Cambridge Analytica Releases Extended Statement About Role the Data Reseach Firm Played in the 2016 Presidential Election

Politics Technology U.S.

Cambridge Analytica, the data research firm, has issued an extended statement explaining the types of data the firm used, and didn’t use, during the 2016 presidential election. The firm started working for the Trump campaign in June 2016. It has been under fire after revelations were made that it, along with another firm, Global Science Research, harvested data from the user accounts of roughly 50 million Facebook users in an unauthorized fashion.

The firm denies using Facebook data to build psychological profiles of users in order to influence their voting behavior. It said that it instead initially used its own commercial and political data licensed from vendors, and subsequently used voter files from the Republican National Committee, its own extensive polling data along with information from the Trump campaign, U.S. State political parties and commercial data from brokers.

Cambridge says it used the data to “identify ‘persuadable’ voters,” but claims their analytics operation was the same as that used by any political campaign, including both the Clinton and Obama campaigns. But, Cambridge says, with fewer resources and less data.

A whistleblower by the name of Christopher Wylie who worked for Cambridge Analytica at the time of the data breach, worked with a Cambridge University scientist to gather the information. “We exploited Facebook to harvest millions of people’s profiles. And built models to exploit what we knew about them and target their inner demons. That was the basis the entire company was built on,” Wylie said.

That scientist, an academic named Aleksandr Kogan built an app called thisisyourdigitallife to assist in the data recording. Wylie, Kogan, Global Science Research and Cambridge Analytica have all had their accounts suspended by Facebook in the wake of the revelations.

Cambridge Analytica has faced additional scrutiny however, because its parent company, London-based Strategic Communications Laboratories, was found to have bragged about interference-tactics in foreign elections in promotional materials published by the company.

According to marketing materials obtained by the BBC, the company claims to have organized rallies in Nigeria in 2007 in order to weaken political support for the opposition. They also claim to have taken advantage of ethnic tensions in Latvia in order to help their client during that country’s 2006 elections.

In 2010, the company says it coordinated an “ambitious campaign of political graffiti” in Trinidad and Tobago that “ostensibly came from the youth” so that their clients could “claim credit for listening to a ‘united youth’”.

The company stated that potential clients could contact SCL through “any British High Commission or Embassy” and that the company had received “List X” authorization, which means it had “government endorsed clearance to handle information protectively marked as ‘confidential’ and above.”
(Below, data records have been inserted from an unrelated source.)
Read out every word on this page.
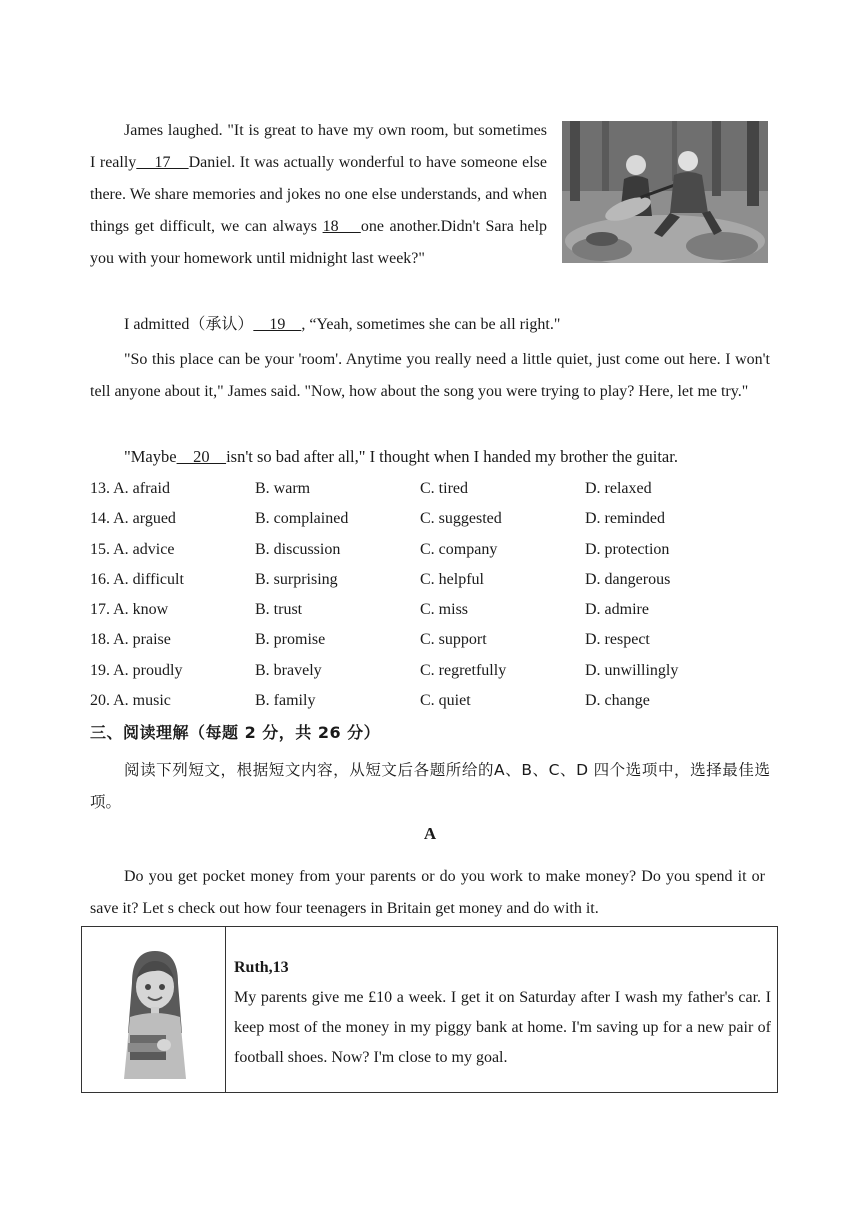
James laughed. "It is great to have my own room, but sometimes I really    17    Daniel. It was actually wonderful to have someone else there. We share memories and jokes no one else understands, and when things get difficult, we can always 18    one another.Didn't Sara help you with your homework until midnight last week?"

I admitted（承认）    19    , “Yeah, sometimes she can be all right."

"So this place can be your 'room'. Anytime you really need a little quiet, just come out here. I won't tell anyone about it," James said. "Now, how about the song you were trying to play? Here, let me try."

"Maybe    20    isn't so bad after all," I thought when I handed my brother the guitar.

13. A. afraid	B. warm	C. tired	D. relaxed
14. A. argued	B. complained	C. suggested	D. reminded
15. A. advice	B. discussion	C. company	D. protection
16. A. difficult	B. surprising	C. helpful	D. dangerous
17. A. know	B. trust	C. miss	D. admire
18. A. praise	B. promise	C. support	D. respect
19. A. proudly	B. bravely	C. regretfully	D. unwillingly
20. A. music	B. family	C. quiet	D. change
三、阅读理解（每题 2 分，共 26 分）

阅读下列短文，根据短文内容，从短文后各题所给的A、B、C、D 四个选项中，选择最佳选项。

A

Do you get pocket money from your parents or do you work to make money? Do you spend it or save it? Let s check out how four teenagers in Britain get money and do with it.

Ruth,13
My parents give me £10 a week. I get it on Saturday after I wash my father's car. I keep most of the money in my piggy bank at home. I'm saving up for a new pair of football shoes. Now? I'm close to my goal.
SCL was awarded British government contracts in 2008. Most of the activity described in the brochures seems to have taken place before then. The British Ministry of Defense confirms SLC was given List X authorization but that it was discontinued in 2013. The British Foreign & Commonwealth Office denies that SCL could be contacted through British diplomatic outposts, and awareness of its foreign election interference activity.

Cambridge Analytica attempted to minimize the effect its data operation had on the 2016 presidential election, claiming that the success or failure of any campaign rests ultimately with the candidate themselves.

“Elections are won or lost by candidates, not data science. Data is important in modern campaigns for deciding how to allocate resources and for making advertising more efficient, but of course the candidate and their message ultimately needs to connect with the electorate,” their statement read.

Wylie, however, believes the stakes were even higher than the results of elections. “Rules don’t matter for them. For them, this is a war, and it’s all fair,” Wylie said of Cambridge Analytica’s founders. “They want to fight a culture war in America. Cambridge Analytica was supposed to be the arsenal of weapons to fight that culture war,” he added.